A second reason for this insanity is most likely due to the power and authority that comes to a person who feels their faith is so strong, it defies nature and keeps boas at bay.
Perhaps this is just enough of a drug to make them want more.
Perhaps their lives are so dull and impoverished that the only high they can get is that weekly dance with the slippery devil. Throw in a charismatic leader who promotes this thrill as an eternal seal of God’s approval and, for a time, that 9 to 5 at the coal plant doesn’t seem so bad.
The sick feeling many of the church feel when they hear about these extremist Southern ‘faith’ pastors is not specific to Christianity. My friends Mohammed or Jamaal feel that exact nausea when a fatwa is issued against giant phallic shaped vegetables or when some bumpkin in Pakistan forces his neighbor to convert to Islam under the threat of a knife. Seriously?

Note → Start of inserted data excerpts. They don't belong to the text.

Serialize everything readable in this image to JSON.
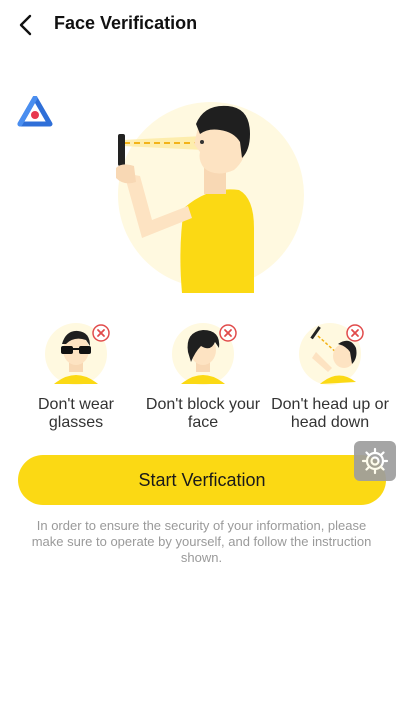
{
  "header": {
    "title": "Face Verification",
    "back_icon": "back-arrow-icon"
  },
  "tips": [
    {
      "label_line1": "Don't wear",
      "label_line2": "glasses",
      "icon": "no-glasses-icon"
    },
    {
      "label_line1": "Don't block your",
      "label_line2": "face",
      "icon": "no-block-face-icon"
    },
    {
      "label_line1": "Don't head up or",
      "label_line2": "head down",
      "icon": "no-head-tilt-icon"
    }
  ],
  "actions": {
    "start_label": "Start Verfication"
  },
  "notice": "In order to ensure the security of your information, please make sure to operate by yourself, and follow the instruction shown.",
  "colors": {
    "accent": "#fbd914",
    "error_badge": "#e14b4b",
    "body_text": "#9a9a9a"
  }
}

Just like the reptile wranglers, some simple religious people find that the best way to rise above the pain of real life is to snort what they see as divine truth and then beat everyone else over the head with it- they are so ‘right’ that they’re wrong.
When that serpent bit Rev. Jake the Snake, he did not want any treatment. Coots was as sure as the sun shines that God would protect him. Suicide bombers or Jewish settlers who attack Palestinians have this same raw, unwavering conviction that what they are doing is the Almighty’s will and that's good enough for them.
Is there a way to channel this surreal, unwavering passion into lifestyles that promote life, rather than death? Perhaps these people are so heavenly-minded that they are no earthly good. Maybe it is a lost cause.
Or maybe it’s time for these magnetic spiritual leaders to quit talking about how to get to heaven and rather, how to make life here on earth less like hell. Look, it's a lot easier to love your neighbor than to strap on a bomb or play patty-cake with a python. And guess what? Helping out a person in need is the essence of God.
When it’s all said and done, is God concerned with our outward expressions of ‘uber-faith’ or our inner faithfulness to and celebration of His love? Leaders, zealots, extremists- God is love. Teach that. Seriously.